“I had been teaching for twenty-plus years before I came to Guttman, and this framework completely transformed my work, which is really energizing. And Guttman is still quite new! I wanted to be a part of building something, to be there at the beginning, and to help nurture an institution grounded in creative ways to teach and to learn.”
Dr. Daniel Collins earned his Ph.D. in Rhetoric and Composition; he has a Master’s Degree in Public Health. His current focus is composition theory and pedagogy, with a particular emphasis on linguistic justice and Abolitionist teaching. “I am also interested in the relationship between writing and well-being,” says Dr. Collins. “This relationship highlights the meaning-making possibilities of language and writing.”
Presently, Dr. Collins is co-authoring an essay on writing and student well-being with a colleague at SUNY Albany, Dr. Robert Yagelski. He is also writing a book on linguistic justice and pedagogies of joy and love with Dr. Meghan Gilbert-Hickey. Dr. Collins and Dr. Gilbert-Hickey have presented their work on this topic at several conferences this past year.
With the support and expertise of Courtney Stevenson from the Wellness Office, and the consistent funding from the Office of Academic Affairs, Dr. Collins co-founded Memorial Meals. “These meals are simple opportunities to bring students, faculty, and staff together to share a meal, and to support each other as we work through the grieving process,” says Dr. Collins. “It’s not easy talking about death, or grief, and I am always so impressed with the maturity and the courage of our students. Working with Courtney has been so inspiring; she acts with such grace toward our students. Together, we create a communal therapeutic space.”
Guttman’s dedication to student support and student success is what brought Dr. Collins to the college in 2015. He was particularly impressed by Guttman’s emphasis on learning communities and integrative and experiential learning. The use of instructional teams to support students and faculty, as well as the inclusion of Student Success Advocates (SSA) on the instructional team, further underscored the student-centric approach of Guttman. The important work that the Office of Student Engagement does to support students is one more reason Dr. Collins was eager to join Guttman.

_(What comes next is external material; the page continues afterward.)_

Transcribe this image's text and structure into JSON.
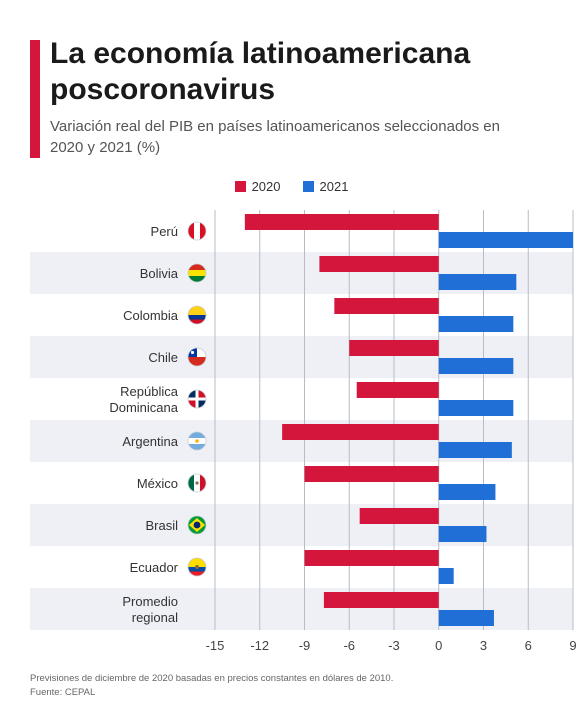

A few years ago, with Dr. Rebecca Walker as well as other members of the instructional team, Dr. Collins organized a Community Days event that continues to leave a lasting impression on him. “Dr. Walker had connections with an organization called First Friends of New Jersey and New York. First Friends is committed to serving immigrants housed in detention centers,” says Dr. Collins. “They are strong advocates for upholding the human rights of detained immigrants and ending mass detention.” Dr. Collins’ students made folders, called “Stamp Out Despair Packages,” which consisted of writing paper, greeting cards, pens, envelopes, and stamps. Recipients of these packages were given handwritten personalized notes of encouragement. Students spent weeks soliciting donations of paper, stamps, and greeting cards from the Guttman community. They made hundreds of these Packages, working as a team in “assembly-line fashion.” “It was amazing to watch,” says Dr. Collins, “and incredible work for a deserving population. Our students learned a great deal about the horrors of immigrant detention. They were surprised that people can be moved at will, that they have no access to friends or family outside of these centers.”
Dr. Collins describes his teaching style as receptive and dialogue-centered. “I want to hear the voices of all students in the room,” says Dr. Collins. “I want students to own their work, to draw from a commitment to their work. From there I try to help them find or create the forms or genres that might work best with their overall purposes and goals.”
Dr. Collins teaches Reading and Writing; Composition I; Composition II; Introduction to Philosophical and Humanistic Thought; and Liberal Arts and Sciences Capstone. Currently, he is teaching ENGL203. The semester began with an exploration of an audio walking tour entitled “Fighting Dark.” The focus of the audio walking tour is the 1863 Draft Riots in New York City. The creator of the tour, Kamau Ware, is seeking his listeners to understand the riots as racially motivated. In Dr. Collin’s seminar, students analyze two stages of the walking tour. “Now, we are examining the January 6, 2021, insurrection at the Capitol Building, with a particular focus around how race played a role in the insurrection,” says Dr. Collins. “Ware’s work is a bit of an inspiration for us. I am teaching two sections of the course, and Dr. Meghan Gilbert-Hickey is teaching one section. So we put all of our students into one Blackboard shell, as a way of creating an energetic and energizing space. Students have responded with some creative work. I look forward to seeing their final projects.”
The trait that Dr. Collins is most keen to inspire in his students is curiosity: “A deep sense of wonder. A commitment to writing as a process of inquiry that students use to put that wonder to work, to use it as a catalyst for deep engagement and as a guide to what the writing says and does.”
Dr. Collins remains deeply grateful for the opportunity to be a member of Guttman’s community. “I’m part of an amazingly talented and committed group of professionals—faculty, staff, administration—working literally around the clock on behalf of our students. It’s inspiring and gratifying to be a part of this team.”